During a time when Afghanistan is rife with conflict between the Taliban, ISIS, and the government, when civilians are speaking and protesting for their rights and liberties, Japan is providing aid to make this war-torn country a better place.
Since the Afghanistan War started in 2001, Japan has supported Afghanistan not in military actions, but in rebuilding their country from the destruction.
Human rights have been a hot-button issue in Afghanistan.
Advancements in women’s rights are underway, but face many challenges. Females can become public officials, for example, however they face much scrutiny. Sima Joyenda, a governor of Afghanistan, was forced out of office in 2015 after facing death threats (Human Rights Watch).
Despite the hostility of the public, the government reappointed Joyenda as deputy governor of the Kabul province. The government is making a tangible effort in appointing female leaders, but face issues from civilian resistance.
Nonetheless, it is important for the government to support female empowerment and normalize gender equality.
Along with human rights issues, President Ashraf Ghani of Afghanistan is in a tough position politically. With the Taliban increasing attacks, Ghani must increase security forces to protect his country.
His circle of political consultants has grown smaller (New York Times), problematic especially during a time when the vice president is facing criminal charges. When facing opposition from all around, it is very difficult for a leader to know who he can trust. Afghanistan persists.
Japan has agreed to give Afghanistan $10 million in aid. This money will go towards a variety of organizations aiming to improve the social and economic condition of Afghanistan (Tolo News).
In the past fifteen years, Japan has provided even more monetary aid with $6.4 billion donated “in areas of disarmament, demobilization, and reintegration, reconstruction, building roads and buildings, strengthening agriculture and irrigation, education, health, repairing and preservation of historic heritage” (Pajhwok Afghan News).
$1.4 million will go towards refugee “reintegration” and “repatriation” through The Office of the United Nations High Commissioner for Refugees (Tolo News).
These refugees will voluntarily enter the program, reintroducing them to their home country and allowing communities to become whole again. Furthermore, $3.1 million will go towards humanitarian aid and hunger relief throughout Afghanistan (Tolo News). The World Food Program provides vital assistance in feeding the malnourished and ensuring the country is healthy and prosperous.
In addition, Children who have been displaced or affected by the conflict within Afghanistan, as well as those affected by natural disasters, need as much help and support as they can get. The United Nations Children’s Fund (UNICEF) will receive $761,900 to help the nation’s children (Tolo News). The future of Afghanistan, and arguably the future of the world, relies on our future generations. When these children receive the help they need to escape violence, allowing them to thrive and become ambassadors for peace, Afghanistan will see a bright and fruitful future.

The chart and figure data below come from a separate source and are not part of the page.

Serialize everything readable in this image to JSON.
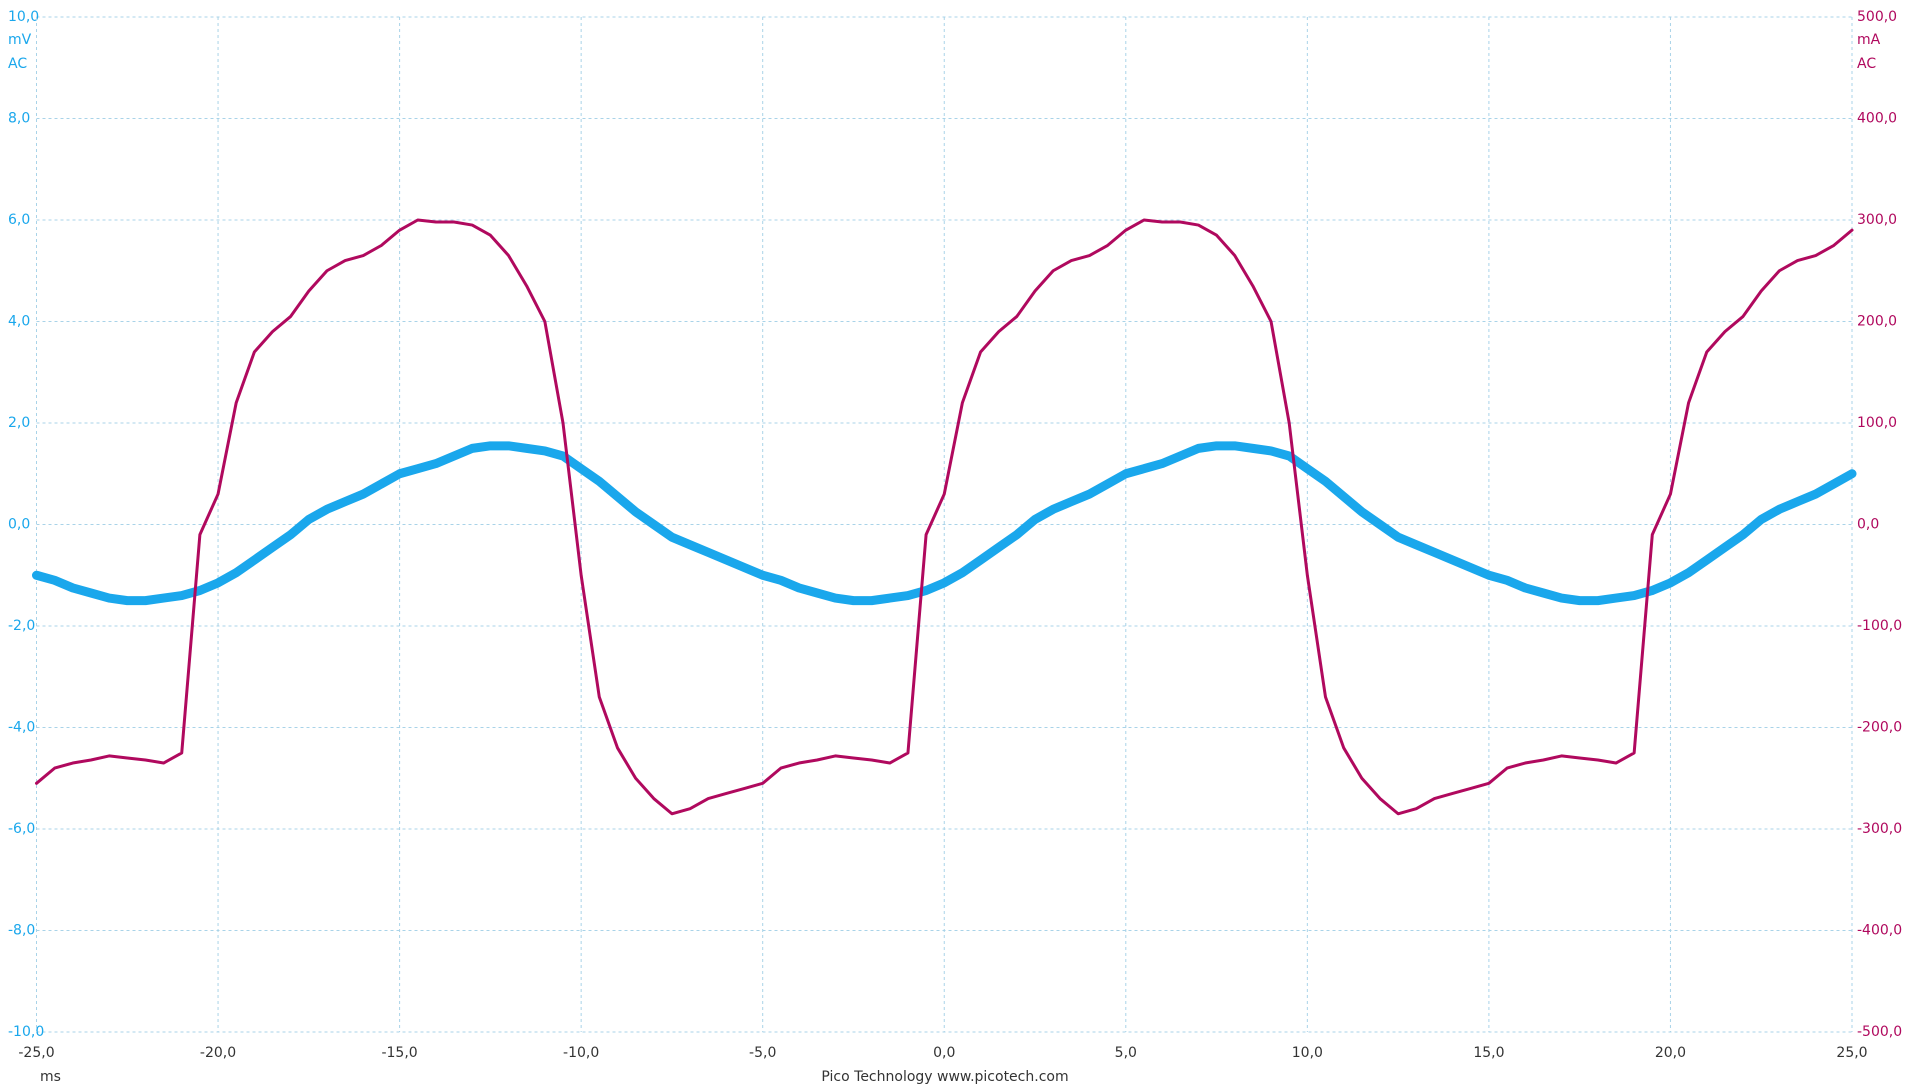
{
  "chart_data": {
    "type": "line",
    "y_unit": "mV",
    "y_coupling": "AC",
    "y2_unit": "mA",
    "y2_coupling": "AC",
    "x_unit": "ms",
    "footer": "Pico Technology  www.picotech.com",
    "grid": true,
    "xlim": [
      -25,
      25
    ],
    "ylim": [
      -10,
      10
    ],
    "y2lim": [
      -500,
      500
    ],
    "xticks": [
      {
        "value": -25,
        "label": "-25,0"
      },
      {
        "value": -20,
        "label": "-20,0"
      },
      {
        "value": -15,
        "label": "-15,0"
      },
      {
        "value": -10,
        "label": "-10,0"
      },
      {
        "value": -5,
        "label": "-5,0"
      },
      {
        "value": 0,
        "label": "0,0"
      },
      {
        "value": 5,
        "label": "5,0"
      },
      {
        "value": 10,
        "label": "10,0"
      },
      {
        "value": 15,
        "label": "15,0"
      },
      {
        "value": 20,
        "label": "20,0"
      },
      {
        "value": 25,
        "label": "25,0"
      }
    ],
    "yticks": [
      {
        "value": -10,
        "label": "-10,0"
      },
      {
        "value": -8,
        "label": "-8,0"
      },
      {
        "value": -6,
        "label": "-6,0"
      },
      {
        "value": -4,
        "label": "-4,0"
      },
      {
        "value": -2,
        "label": "-2,0"
      },
      {
        "value": 0,
        "label": "0,0"
      },
      {
        "value": 2,
        "label": "2,0"
      },
      {
        "value": 4,
        "label": "4,0"
      },
      {
        "value": 6,
        "label": "6,0"
      },
      {
        "value": 8,
        "label": "8,0"
      },
      {
        "value": 10,
        "label": "10,0"
      }
    ],
    "y2ticks": [
      {
        "value": -500,
        "label": "-500,0"
      },
      {
        "value": -400,
        "label": "-400,0"
      },
      {
        "value": -300,
        "label": "-300,0"
      },
      {
        "value": -200,
        "label": "-200,0"
      },
      {
        "value": -100,
        "label": "-100,0"
      },
      {
        "value": 0,
        "label": "0,0"
      },
      {
        "value": 100,
        "label": "100,0"
      },
      {
        "value": 200,
        "label": "200,0"
      },
      {
        "value": 300,
        "label": "300,0"
      },
      {
        "value": 400,
        "label": "400,0"
      },
      {
        "value": 500,
        "label": "500,0"
      }
    ],
    "y_color": "#1aa7ec",
    "y2_color": "#b0095e",
    "x": [
      -25,
      -24.5,
      -24,
      -23.5,
      -23,
      -22.5,
      -22,
      -21.5,
      -21,
      -20.5,
      -20,
      -19.5,
      -19,
      -18.5,
      -18,
      -17.5,
      -17,
      -16.5,
      -16,
      -15.5,
      -15,
      -14.5,
      -14,
      -13.5,
      -13,
      -12.5,
      -12,
      -11.5,
      -11,
      -10.5,
      -10,
      -9.5,
      -9,
      -8.5,
      -8,
      -7.5,
      -7,
      -6.5,
      -6,
      -5.5,
      -5,
      -4.5,
      -4,
      -3.5,
      -3,
      -2.5,
      -2,
      -1.5,
      -1,
      -0.5,
      0,
      0.5,
      1,
      1.5,
      2,
      2.5,
      3,
      3.5,
      4,
      4.5,
      5,
      5.5,
      6,
      6.5,
      7,
      7.5,
      8,
      8.5,
      9,
      9.5,
      10,
      10.5,
      11,
      11.5,
      12,
      12.5,
      13,
      13.5,
      14,
      14.5,
      15,
      15.5,
      16,
      16.5,
      17,
      17.5,
      18,
      18.5,
      19,
      19.5,
      20,
      20.5,
      21,
      21.5,
      22,
      22.5,
      23,
      23.5,
      24,
      24.5,
      25
    ],
    "series": [
      {
        "color": "#1aa7ec",
        "width": 9,
        "values": [
          -1.0,
          -1.1,
          -1.25,
          -1.35,
          -1.45,
          -1.5,
          -1.5,
          -1.45,
          -1.4,
          -1.3,
          -1.15,
          -0.95,
          -0.7,
          -0.45,
          -0.2,
          0.1,
          0.3,
          0.45,
          0.6,
          0.8,
          1.0,
          1.1,
          1.2,
          1.35,
          1.5,
          1.55,
          1.55,
          1.5,
          1.45,
          1.35,
          1.1,
          0.85,
          0.55,
          0.25,
          0.0,
          -0.25,
          -0.4,
          -0.55,
          -0.7,
          -0.85,
          -1.0,
          -1.1,
          -1.25,
          -1.35,
          -1.45,
          -1.5,
          -1.5,
          -1.45,
          -1.4,
          -1.3,
          -1.15,
          -0.95,
          -0.7,
          -0.45,
          -0.2,
          0.1,
          0.3,
          0.45,
          0.6,
          0.8,
          1.0,
          1.1,
          1.2,
          1.35,
          1.5,
          1.55,
          1.55,
          1.5,
          1.45,
          1.35,
          1.1,
          0.85,
          0.55,
          0.25,
          0.0,
          -0.25,
          -0.4,
          -0.55,
          -0.7,
          -0.85,
          -1.0,
          -1.1,
          -1.25,
          -1.35,
          -1.45,
          -1.5,
          -1.5,
          -1.45,
          -1.4,
          -1.3,
          -1.15,
          -0.95,
          -0.7,
          -0.45,
          -0.2,
          0.1,
          0.3,
          0.45,
          0.6,
          0.8,
          1.0
        ]
      },
      {
        "color": "#b0095e",
        "width": 3,
        "axis": "y2",
        "values": [
          -255,
          -240,
          -235,
          -232,
          -228,
          -230,
          -232,
          -235,
          -225,
          -10,
          30,
          120,
          170,
          190,
          205,
          230,
          250,
          260,
          265,
          275,
          290,
          300,
          298,
          298,
          295,
          285,
          265,
          235,
          200,
          100,
          -50,
          -170,
          -220,
          -250,
          -270,
          -285,
          -280,
          -270,
          -265,
          -260,
          -255,
          -240,
          -235,
          -232,
          -228,
          -230,
          -232,
          -235,
          -225,
          -10,
          30,
          120,
          170,
          190,
          205,
          230,
          250,
          260,
          265,
          275,
          290,
          300,
          298,
          298,
          295,
          285,
          265,
          235,
          200,
          100,
          -50,
          -170,
          -220,
          -250,
          -270,
          -285,
          -280,
          -270,
          -265,
          -260,
          -255,
          -240,
          -235,
          -232,
          -228,
          -230,
          -232,
          -235,
          -225,
          -10,
          30,
          120,
          170,
          190,
          205,
          230,
          250,
          260,
          265,
          275,
          290
        ]
      }
    ]
  }
}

About 15,000 Afghans have returned from Iran and require assistance to integrate back into society. The International Organization for Migration will receive $3.1 million to help these undocumented migrants (Tolo News). Humanitarian efforts are incredibly important to allow for a smooth transition back into the country, and this money allows for their new life to be fruitful and full of possibilities.
Japan also gave $2 million to The United Nations Mine Action Service to allow for land mines to be cleared from the nation’s land (Tolo News). With this, civilians will be able to freely walk their country without fear. When land mines are present, people are afraid of every step they take. This funding will allow for the Afghan people to be unafraid and enjoy their beautiful land.